Any better suggestions thans limited admin / limited root?
restricted admin /restricted root ?
HulaHoop via Whonix Forum:
restricted admin /restricted root ?
Technically correct but sounds so negative, sounds so not worth
bothering with. Maybe there’s no better alternative. Let’s see. Other ideas?
Secure admin / secure root?
Using that for now until/if there are better suggestions.

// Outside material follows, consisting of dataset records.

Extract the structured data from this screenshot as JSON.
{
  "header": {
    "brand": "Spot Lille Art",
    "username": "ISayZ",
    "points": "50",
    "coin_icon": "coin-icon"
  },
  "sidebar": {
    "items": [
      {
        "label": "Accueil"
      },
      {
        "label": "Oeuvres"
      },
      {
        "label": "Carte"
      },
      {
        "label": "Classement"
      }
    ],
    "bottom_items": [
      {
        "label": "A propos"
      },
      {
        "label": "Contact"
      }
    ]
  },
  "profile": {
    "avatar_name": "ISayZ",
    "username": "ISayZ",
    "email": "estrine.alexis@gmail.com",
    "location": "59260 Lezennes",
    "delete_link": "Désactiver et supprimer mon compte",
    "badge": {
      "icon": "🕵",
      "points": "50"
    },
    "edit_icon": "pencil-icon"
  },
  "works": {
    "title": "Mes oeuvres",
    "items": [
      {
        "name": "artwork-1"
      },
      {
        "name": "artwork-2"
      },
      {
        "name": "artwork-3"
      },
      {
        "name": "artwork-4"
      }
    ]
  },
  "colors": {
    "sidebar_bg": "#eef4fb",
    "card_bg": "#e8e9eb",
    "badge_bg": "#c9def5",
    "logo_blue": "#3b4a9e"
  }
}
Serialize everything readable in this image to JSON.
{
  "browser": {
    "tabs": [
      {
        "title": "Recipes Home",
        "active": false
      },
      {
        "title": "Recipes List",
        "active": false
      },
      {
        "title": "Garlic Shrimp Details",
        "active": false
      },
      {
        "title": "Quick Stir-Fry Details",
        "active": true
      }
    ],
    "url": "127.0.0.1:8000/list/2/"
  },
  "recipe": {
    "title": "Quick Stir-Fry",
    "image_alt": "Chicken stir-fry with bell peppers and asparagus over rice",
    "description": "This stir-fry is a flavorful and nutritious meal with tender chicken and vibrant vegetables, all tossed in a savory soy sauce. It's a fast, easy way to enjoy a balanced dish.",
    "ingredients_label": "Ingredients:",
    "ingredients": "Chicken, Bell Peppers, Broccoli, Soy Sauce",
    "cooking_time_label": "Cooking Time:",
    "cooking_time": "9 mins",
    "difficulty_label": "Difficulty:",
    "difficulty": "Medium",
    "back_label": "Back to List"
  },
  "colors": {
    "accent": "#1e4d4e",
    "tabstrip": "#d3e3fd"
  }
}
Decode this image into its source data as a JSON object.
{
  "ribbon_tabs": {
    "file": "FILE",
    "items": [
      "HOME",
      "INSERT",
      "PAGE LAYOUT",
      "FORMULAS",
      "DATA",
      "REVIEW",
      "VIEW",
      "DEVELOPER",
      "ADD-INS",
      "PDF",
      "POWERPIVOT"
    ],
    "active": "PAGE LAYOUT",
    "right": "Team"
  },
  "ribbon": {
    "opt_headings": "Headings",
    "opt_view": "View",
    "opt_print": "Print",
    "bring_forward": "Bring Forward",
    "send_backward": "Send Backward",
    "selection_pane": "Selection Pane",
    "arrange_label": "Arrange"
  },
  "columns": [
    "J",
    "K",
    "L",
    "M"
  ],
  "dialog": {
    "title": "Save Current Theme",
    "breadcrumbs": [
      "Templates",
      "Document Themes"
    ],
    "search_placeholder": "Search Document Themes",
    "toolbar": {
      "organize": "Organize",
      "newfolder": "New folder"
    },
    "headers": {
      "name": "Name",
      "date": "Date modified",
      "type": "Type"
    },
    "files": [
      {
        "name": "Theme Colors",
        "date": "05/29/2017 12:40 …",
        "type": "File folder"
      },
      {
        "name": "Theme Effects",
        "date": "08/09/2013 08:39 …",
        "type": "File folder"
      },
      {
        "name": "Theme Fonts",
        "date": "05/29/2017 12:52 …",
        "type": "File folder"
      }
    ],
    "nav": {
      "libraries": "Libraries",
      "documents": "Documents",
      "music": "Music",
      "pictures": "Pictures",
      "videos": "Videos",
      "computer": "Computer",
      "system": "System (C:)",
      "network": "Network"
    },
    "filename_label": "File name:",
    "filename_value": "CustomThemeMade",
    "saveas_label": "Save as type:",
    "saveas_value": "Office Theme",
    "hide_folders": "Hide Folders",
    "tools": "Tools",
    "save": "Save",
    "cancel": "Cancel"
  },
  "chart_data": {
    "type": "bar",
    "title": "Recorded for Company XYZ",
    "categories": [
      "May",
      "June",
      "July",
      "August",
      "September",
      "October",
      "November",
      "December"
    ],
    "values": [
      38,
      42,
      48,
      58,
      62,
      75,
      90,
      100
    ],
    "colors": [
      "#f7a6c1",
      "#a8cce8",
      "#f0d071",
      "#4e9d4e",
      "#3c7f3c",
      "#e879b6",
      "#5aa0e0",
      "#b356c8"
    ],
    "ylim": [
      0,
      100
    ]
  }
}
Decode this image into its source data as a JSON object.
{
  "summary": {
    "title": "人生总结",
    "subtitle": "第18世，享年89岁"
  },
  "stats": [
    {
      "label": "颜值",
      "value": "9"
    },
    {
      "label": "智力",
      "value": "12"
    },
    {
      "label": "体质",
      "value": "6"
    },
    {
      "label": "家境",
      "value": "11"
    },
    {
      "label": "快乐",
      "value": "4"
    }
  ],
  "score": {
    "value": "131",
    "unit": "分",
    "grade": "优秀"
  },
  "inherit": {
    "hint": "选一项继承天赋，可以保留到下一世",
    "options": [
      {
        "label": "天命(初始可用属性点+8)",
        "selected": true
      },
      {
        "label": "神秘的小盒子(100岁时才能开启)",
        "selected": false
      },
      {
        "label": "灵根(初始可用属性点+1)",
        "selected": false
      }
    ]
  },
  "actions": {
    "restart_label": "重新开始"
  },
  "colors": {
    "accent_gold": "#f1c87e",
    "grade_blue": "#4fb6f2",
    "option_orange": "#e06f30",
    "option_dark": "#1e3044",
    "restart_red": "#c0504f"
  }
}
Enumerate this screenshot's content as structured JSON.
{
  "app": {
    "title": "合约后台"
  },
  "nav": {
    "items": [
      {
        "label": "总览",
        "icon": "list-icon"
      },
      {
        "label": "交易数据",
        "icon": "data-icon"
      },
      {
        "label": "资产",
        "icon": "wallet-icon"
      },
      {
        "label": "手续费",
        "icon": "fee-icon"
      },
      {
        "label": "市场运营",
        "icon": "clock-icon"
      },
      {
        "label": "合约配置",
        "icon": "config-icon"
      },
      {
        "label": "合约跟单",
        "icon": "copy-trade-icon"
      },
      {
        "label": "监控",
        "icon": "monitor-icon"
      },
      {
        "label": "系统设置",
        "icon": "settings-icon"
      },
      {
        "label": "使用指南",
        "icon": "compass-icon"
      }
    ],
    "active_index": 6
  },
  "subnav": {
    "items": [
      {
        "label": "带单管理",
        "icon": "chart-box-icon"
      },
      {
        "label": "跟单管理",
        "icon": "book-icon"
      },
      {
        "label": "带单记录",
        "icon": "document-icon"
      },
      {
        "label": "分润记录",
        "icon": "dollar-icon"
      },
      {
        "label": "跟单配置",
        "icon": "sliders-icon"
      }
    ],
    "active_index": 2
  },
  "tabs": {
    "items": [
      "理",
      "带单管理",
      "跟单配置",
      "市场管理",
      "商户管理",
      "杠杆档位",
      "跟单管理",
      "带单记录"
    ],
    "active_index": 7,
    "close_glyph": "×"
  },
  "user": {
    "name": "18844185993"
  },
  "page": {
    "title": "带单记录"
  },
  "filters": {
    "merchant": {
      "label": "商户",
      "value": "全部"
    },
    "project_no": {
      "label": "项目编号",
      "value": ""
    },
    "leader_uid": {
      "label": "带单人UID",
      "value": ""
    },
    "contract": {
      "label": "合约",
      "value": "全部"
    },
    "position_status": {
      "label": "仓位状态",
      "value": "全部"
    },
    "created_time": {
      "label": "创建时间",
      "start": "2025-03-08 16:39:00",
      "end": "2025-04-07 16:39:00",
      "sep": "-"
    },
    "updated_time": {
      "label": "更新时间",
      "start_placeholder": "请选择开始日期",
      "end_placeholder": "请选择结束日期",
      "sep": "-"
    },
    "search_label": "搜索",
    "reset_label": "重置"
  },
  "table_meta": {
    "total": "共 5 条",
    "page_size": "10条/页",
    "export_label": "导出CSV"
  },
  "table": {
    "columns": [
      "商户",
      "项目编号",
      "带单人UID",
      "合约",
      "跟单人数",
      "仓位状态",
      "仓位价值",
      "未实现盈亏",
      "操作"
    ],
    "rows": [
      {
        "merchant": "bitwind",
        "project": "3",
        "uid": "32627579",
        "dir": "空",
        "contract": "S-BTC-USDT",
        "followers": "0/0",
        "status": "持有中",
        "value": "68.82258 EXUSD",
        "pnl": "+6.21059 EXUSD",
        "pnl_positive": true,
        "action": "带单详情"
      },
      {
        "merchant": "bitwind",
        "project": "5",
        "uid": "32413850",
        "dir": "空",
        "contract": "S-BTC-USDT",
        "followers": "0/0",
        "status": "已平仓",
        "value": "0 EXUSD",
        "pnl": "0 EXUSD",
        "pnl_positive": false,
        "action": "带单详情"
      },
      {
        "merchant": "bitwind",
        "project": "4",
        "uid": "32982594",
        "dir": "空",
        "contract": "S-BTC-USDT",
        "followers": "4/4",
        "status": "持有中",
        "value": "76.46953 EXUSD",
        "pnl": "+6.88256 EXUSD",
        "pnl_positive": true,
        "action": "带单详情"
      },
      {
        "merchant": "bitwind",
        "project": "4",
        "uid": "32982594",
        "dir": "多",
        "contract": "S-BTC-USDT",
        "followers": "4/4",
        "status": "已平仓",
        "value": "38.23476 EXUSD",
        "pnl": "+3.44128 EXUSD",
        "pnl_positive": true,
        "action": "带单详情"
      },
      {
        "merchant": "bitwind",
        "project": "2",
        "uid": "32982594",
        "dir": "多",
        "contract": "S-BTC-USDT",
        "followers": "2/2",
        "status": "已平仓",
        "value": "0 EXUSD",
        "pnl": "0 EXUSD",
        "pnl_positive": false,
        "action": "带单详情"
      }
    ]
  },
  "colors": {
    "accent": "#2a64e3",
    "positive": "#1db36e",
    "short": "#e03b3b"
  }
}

Secure is also not too great since that somewhat suggests “secure, use
all the time”.
how about inert or neutral root?
One thing hasn’t been considered yet at all: server support. grub boot menu isn’t easily accessible for many/most servers. How would these various boot modes be available for servers?
Live mode: that probably makes little sense on servers.
Persistent user / secureadmin / superadmin however might make sense?
Even if the webapp (ruining as non-root, user) this is catastrophic but if breaking out from a VM to the host is avoided (thanks to restricted root), that’s very worthwhile. Any way to let servers securely toggle these boot options?
This is a deal breaker for installation by default.
(At least as long there’s no different meta packages for desktop use case and server use case. And that I would like to avoid for simplicity. Better solving server support.)